In the corporate sector and on the administrative side of the higher-ed house, you are not allowed to send threatening e-mails to your colleagues without serious ramifications. I realize that most faculty members do not act this way, but even some of the most professional and civil senior members are shockingly unfair when tenure dossiers are in question. Although many departments do not commit to creating and publishing requirements, or even guidelines, for tenure, they know what they don’t want, and they can recognize it in an instant.
Some recent examples:
- A colleague’s first book is discredited as a book because it isn’t really long enough to be a real academic monograph (even though it was published by an academic press, whose editors considered it long enough to be an academic monograph).
- Another colleague’s external reviewer questioned the validity of a book’s press in their review letter, wondering if this imprint of a well-known academic press was a vanity press. When the confusion was cleared up, the reviewer refused to change the letter.
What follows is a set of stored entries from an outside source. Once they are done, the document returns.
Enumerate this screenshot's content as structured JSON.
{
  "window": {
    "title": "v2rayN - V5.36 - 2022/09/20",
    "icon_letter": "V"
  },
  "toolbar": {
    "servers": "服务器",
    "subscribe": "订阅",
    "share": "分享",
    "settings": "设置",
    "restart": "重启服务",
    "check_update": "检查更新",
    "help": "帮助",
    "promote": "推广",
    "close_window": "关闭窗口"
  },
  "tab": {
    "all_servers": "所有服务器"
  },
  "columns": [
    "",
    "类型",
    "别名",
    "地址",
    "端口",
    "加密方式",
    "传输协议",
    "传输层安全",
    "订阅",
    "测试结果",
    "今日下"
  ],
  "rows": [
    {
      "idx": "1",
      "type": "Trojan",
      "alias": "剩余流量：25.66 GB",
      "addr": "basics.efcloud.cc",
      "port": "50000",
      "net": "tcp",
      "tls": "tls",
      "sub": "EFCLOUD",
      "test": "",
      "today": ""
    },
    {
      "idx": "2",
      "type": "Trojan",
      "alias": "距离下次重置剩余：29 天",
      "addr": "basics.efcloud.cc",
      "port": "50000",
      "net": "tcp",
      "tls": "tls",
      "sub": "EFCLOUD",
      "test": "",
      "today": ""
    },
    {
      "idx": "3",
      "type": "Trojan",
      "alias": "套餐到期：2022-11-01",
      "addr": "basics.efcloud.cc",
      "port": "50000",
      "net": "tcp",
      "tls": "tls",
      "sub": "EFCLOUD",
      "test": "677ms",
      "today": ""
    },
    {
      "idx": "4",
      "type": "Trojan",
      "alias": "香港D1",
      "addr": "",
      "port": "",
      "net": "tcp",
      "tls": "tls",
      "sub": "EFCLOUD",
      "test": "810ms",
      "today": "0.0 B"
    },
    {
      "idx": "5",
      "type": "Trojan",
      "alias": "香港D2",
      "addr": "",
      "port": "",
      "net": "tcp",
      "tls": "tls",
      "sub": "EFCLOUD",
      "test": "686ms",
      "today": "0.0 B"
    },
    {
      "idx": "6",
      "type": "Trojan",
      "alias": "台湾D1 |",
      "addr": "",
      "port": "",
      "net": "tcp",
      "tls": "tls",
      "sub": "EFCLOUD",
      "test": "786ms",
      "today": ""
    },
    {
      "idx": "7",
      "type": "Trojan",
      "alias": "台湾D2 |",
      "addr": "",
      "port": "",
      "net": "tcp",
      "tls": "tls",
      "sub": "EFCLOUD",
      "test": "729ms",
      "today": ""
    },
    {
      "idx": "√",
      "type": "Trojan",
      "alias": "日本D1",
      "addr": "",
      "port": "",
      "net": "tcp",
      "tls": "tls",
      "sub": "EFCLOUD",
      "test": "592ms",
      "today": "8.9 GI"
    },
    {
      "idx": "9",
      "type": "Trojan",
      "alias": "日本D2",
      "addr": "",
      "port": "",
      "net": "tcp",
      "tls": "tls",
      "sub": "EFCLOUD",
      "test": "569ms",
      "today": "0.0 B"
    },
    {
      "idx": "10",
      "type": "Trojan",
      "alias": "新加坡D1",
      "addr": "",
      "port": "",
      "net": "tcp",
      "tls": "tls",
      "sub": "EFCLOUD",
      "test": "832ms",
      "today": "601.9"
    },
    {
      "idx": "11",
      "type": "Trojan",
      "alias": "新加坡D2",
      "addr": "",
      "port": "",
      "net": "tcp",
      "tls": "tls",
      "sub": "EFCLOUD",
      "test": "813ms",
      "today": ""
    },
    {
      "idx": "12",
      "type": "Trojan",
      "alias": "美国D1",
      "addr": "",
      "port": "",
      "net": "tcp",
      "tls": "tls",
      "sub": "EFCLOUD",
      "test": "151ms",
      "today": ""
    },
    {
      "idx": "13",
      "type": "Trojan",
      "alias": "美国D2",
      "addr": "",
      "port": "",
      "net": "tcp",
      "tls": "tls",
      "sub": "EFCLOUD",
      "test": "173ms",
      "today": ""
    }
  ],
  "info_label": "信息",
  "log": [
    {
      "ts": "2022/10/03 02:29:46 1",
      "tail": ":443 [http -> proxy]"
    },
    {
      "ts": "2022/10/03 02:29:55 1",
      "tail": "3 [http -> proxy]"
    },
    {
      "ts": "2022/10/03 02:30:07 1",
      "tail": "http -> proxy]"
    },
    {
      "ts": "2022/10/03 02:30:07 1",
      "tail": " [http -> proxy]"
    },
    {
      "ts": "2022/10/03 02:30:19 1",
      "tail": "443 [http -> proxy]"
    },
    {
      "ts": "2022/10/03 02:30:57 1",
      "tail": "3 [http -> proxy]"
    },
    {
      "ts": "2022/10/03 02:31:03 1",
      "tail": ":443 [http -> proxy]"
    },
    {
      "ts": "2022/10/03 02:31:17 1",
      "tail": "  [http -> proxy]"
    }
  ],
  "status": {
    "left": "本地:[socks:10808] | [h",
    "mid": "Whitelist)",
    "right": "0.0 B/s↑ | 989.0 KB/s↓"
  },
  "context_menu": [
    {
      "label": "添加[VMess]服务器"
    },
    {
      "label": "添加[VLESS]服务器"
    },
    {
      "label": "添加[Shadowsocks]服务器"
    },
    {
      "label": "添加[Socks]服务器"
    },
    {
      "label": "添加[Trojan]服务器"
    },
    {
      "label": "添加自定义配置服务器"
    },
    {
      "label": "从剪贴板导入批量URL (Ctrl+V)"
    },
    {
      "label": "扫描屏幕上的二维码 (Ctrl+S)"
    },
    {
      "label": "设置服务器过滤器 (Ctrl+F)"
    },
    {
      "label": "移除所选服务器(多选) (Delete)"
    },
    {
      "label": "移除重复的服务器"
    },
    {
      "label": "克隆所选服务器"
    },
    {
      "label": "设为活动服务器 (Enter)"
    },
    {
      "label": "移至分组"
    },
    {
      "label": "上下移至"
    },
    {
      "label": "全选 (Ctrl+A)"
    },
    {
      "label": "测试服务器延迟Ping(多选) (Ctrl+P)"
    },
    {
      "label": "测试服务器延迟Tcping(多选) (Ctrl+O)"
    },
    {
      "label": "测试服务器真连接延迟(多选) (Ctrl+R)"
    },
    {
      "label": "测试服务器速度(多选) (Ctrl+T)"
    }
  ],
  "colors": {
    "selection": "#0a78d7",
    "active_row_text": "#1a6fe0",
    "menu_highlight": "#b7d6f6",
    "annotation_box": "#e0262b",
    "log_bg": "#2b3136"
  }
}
- Another colleague’s first book focused too much on practice, even though his area of scholarship is practice and he was hired to teach and, presumably, conduct research in that area.
- Another colleague’s articles are questionable because they are not published in one of three acceptable mainstream journals in the discipline, even though the department knew that his work was interdisciplinary and he was hired because of the interdisciplinary nature of his research.
I could go on, and so could all of you. Why do we do this? Why do you do this? And why do we pretend that these practices continue in the name of quality scholarship and academic rigor?
What does this do to junior faculty? It infantilizes them, destroys their innovative spirit, makes them bitter and jaded, demoralizes them, etc. Where is the mentoring? The capacity building? The succession planning?
I am not advocating the elimination of tenure, but I am advocating a radical overhaul of the process. When you hire an assistant professor, the requirements for tenure should be outlined in the offer letter he or she receives. Additionally, yearly evaluations should document each new hire’s progress toward achieving tenure and promotion, and the evaluations should be signed by the chair of the tenure-and-promotion committee, the department chair, and the assistant professor.
I know this is far from perfect, but at least it’s a start.